Your project will need to have the Cloud Build API enabled, which requires it to be linked to a billing-enabled account. It also needs Cloud Firestore API to be enabled for the project. Firestore needs to be configured in Native mode.

Instead of running with a timer, the web interface depends on periodic calls to the /hunt URL to trigger searches (this avoids the need to have a long-running process in the on-demand compute environment). You can configure Google Cloud to automatically hit the URL by deploying the cron job:

$ gcloud app deploy cron.yaml

Usage

Command-line Interface

By default, the application runs on the commandline and outputs logs to stdout. It will poll in a loop and send updates after each run. The processed_ids.db file contains details of which listings have already been sent to the Telegram bot - if you delete that, it will be recreated, and you may receive duplicate listings.

usage: flathunt.py [-h] [--config CONFIG]

Searches for flats on Immobilienscout24.de and wg-gesucht.de and sends results
to Telegram User

optional arguments:
  -h, --help            show this help message and exit
  --config CONFIG, -c CONFIG
                        Config file to use. If not set, try to use
                        '~git-clone-dir/config.yaml'
  --heartbeat INTERVAL, -hb INTERVAL
			Set the interval time to receive heartbeat messages to check that the bot is
                        alive. Accepted strings are "hour", "day", "week". Defaults to None.

Web Interface

You can alternatively launch the web interface by running the main.py application:

$ python main.py

This uses the same config file as the Command-line Interface, and launches a web page at http://localhost:8080.
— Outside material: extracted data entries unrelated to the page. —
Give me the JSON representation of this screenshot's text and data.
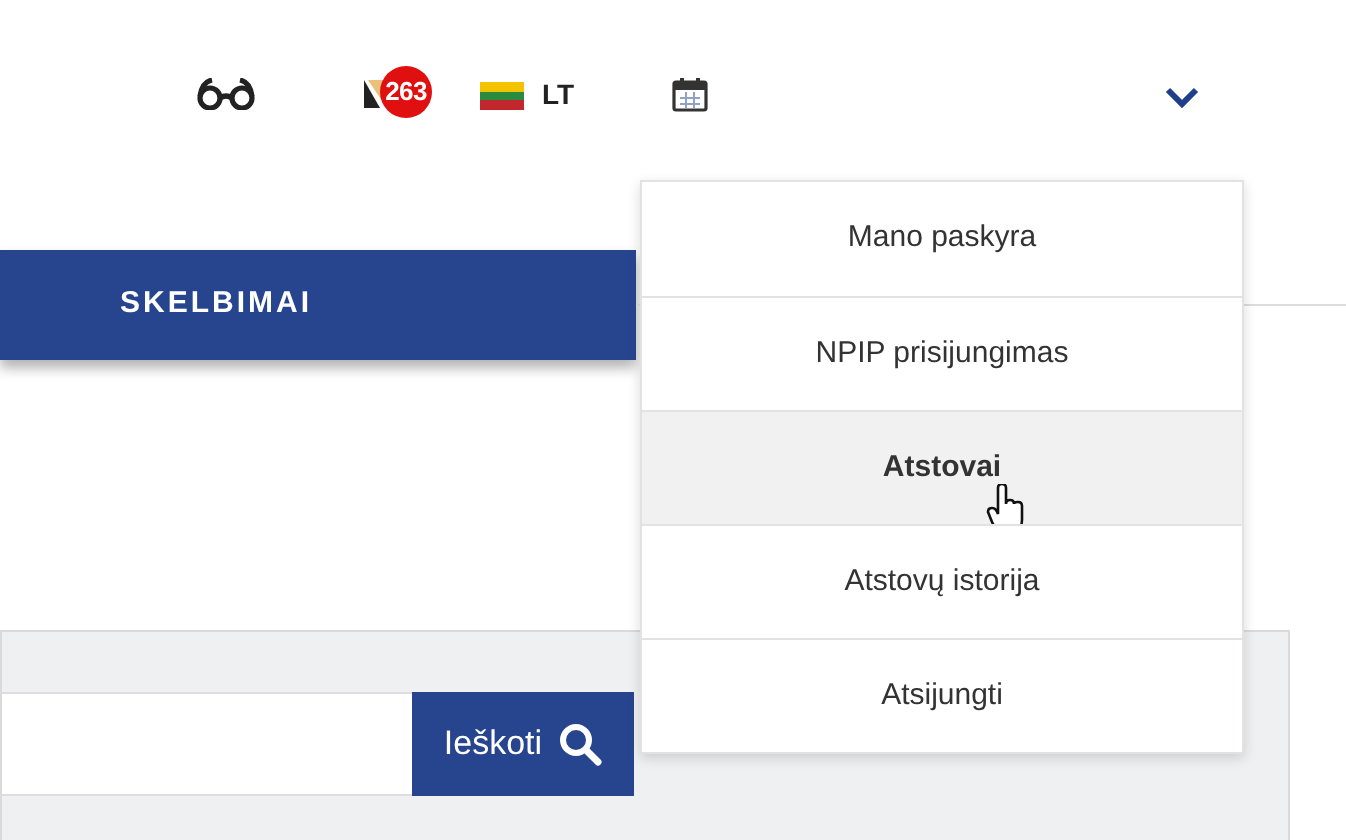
{
  "header": {
    "notifications": {
      "count": "263"
    },
    "language": {
      "code": "LT"
    }
  },
  "nav": {
    "items": [
      {
        "label": "SKELBIMAI"
      }
    ]
  },
  "search": {
    "button": "Ieškoti"
  },
  "account_menu": {
    "expanded": true,
    "items": [
      {
        "label": "Mano paskyra",
        "selected": false
      },
      {
        "label": "NPIP prisijungimas",
        "selected": false
      },
      {
        "label": "Atstovai",
        "selected": true
      },
      {
        "label": "Atstovų istorija",
        "selected": false
      },
      {
        "label": "Atsijungti",
        "selected": false
      }
    ]
  }
}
Alternatively, run the server directly with Flask:

$ FLASK_APP=flathunter.web flask run

Testing

The test suite can be run with pytest:

$ pytest

from the project root. If you encounter the error ModuleNotFoundError: No module named 'flathunter', run:

pip install -e .

to make the current project visible to your pip environment.

Maintainers

This project is maintained by the members of the Flat Hunters Github organisation, which is a collection of individual unpaid volunteers who have all had their own processes with flat-hunting in Germany. If you want to join, just ping one of us a message!

Credits

The original code was contributed by @NodyHub, whose original idea this project was.

Contributers

Other contributions were made along the way by

Contributing

If you want to make a contribution, please check out the contributor code of conduct (en/de) first. Pull requests are very welcome, as are issues. If you file an issue, please include as much information as possible about how to reproduce the issue.